You are viewing a plain text version of this content. The canonical link for it is here.
Posted to dev@flink.apache.org by Chen Qin <qi...@gmail.com> on 2020/11/19 06:30:39 UTC
Hive Streaming write compaction
Hi there,
We are testing out writing Kafka to hive table as parquet format.
Currently, we have seen user has to choose to create lots of small files in
min level folder to gain latency benefits. I recall FF2020 Global folks
mentioned implement compaction logic during the checkpointing time. Wonder
how that goes?
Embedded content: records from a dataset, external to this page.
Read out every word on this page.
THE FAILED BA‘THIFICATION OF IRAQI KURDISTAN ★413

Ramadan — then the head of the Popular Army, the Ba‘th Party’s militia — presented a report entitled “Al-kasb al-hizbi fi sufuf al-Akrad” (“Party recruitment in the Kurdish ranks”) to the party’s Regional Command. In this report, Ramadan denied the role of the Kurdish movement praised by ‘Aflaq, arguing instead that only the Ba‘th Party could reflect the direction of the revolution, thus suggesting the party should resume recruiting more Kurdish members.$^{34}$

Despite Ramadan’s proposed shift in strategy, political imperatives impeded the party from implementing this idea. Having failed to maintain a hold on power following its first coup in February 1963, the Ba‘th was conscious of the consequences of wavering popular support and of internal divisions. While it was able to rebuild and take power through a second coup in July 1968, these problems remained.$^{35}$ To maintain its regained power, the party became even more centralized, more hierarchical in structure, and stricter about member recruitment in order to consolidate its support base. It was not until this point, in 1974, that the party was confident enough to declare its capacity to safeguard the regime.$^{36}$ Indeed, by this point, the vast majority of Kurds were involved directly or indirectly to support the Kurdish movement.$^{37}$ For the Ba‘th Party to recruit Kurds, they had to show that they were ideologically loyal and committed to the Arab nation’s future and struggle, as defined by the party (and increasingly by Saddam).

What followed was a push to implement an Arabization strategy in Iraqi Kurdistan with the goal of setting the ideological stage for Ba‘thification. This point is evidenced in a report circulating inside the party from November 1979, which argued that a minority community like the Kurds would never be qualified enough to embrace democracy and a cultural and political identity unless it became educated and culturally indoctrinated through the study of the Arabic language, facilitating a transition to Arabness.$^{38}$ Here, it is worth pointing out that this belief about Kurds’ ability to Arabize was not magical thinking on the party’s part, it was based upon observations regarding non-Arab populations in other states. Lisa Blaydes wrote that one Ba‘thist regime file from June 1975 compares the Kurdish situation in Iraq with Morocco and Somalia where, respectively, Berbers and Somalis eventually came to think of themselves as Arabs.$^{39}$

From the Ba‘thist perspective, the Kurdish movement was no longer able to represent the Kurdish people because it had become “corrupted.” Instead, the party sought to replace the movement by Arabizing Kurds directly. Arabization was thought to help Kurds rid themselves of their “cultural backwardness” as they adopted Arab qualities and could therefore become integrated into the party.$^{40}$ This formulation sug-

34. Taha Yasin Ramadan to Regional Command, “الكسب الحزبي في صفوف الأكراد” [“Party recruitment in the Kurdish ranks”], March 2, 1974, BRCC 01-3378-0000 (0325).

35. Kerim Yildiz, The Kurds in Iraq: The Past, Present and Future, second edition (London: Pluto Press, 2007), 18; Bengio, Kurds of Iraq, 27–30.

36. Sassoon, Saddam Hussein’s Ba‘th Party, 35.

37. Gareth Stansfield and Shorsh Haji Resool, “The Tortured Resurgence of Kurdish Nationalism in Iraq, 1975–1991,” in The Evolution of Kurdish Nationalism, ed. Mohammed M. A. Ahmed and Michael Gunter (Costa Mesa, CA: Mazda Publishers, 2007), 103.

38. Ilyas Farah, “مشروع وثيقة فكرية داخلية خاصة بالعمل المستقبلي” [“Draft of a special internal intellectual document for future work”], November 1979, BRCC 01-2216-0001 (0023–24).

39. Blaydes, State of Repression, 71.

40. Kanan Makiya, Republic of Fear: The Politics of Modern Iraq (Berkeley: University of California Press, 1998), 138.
Love collaborate on this topic.
Chen
Pinterest
Re: Hive Streaming write compaction
Posted by Kurt Young <yk...@gmail.com>.
We just added this feature to 1.12 [1][2], it would be great that you can
download the 1.12 RC to test
it out, and give us some feedback.
In case you will wonder why I linked 2 jiras, it's because both FileSystem
& Hive connector share
the same option options and also the implementations.
[1] https://issues.apache.org/jira/browse/FLINK-19875
[2] https://issues.apache.org/jira/browse/FLINK-19886
Best,
Kurt
On Thu, Nov 19, 2020 at 2:31 PM Chen Qin <qi...@gmail.com> wrote:
> Hi there,
>
> We are testing out writing Kafka to hive table as parquet format.
> Currently, we have seen user has to choose to create lots of small files in
> min level folder to gain latency benefits. I recall FF2020 Global folks
> mentioned implement compaction logic during the checkpointing time. Wonder
> how that goes? Love collaborate on this topic.
>
> Chen
> Pinterest
>
Re: Hive Streaming write compaction
Posted by Jingsong Li <ji...@gmail.com>.
Hi Chen,
Table Filesystem/Hive sink file compaction has been merged into master,
detail in [1]. It is included in Flink 1.12.
Hope you can have a try and test.
[1]https://issues.apache.org/jira/browse/FLINK-19345
Best,
Jingsong
On Thu, Nov 19, 2020 at 2:31 PM Chen Qin <qi...@gmail.com> wrote:
> Hi there,
>
> We are testing out writing Kafka to hive table as parquet format.
> Currently, we have seen user has to choose to create lots of small files in
> min level folder to gain latency benefits. I recall FF2020 Global folks
> mentioned implement compaction logic during the checkpointing time. Wonder
> how that goes? Love collaborate on this topic.
>
> Chen
> Pinterest
>
--
Best, Jingsong Lee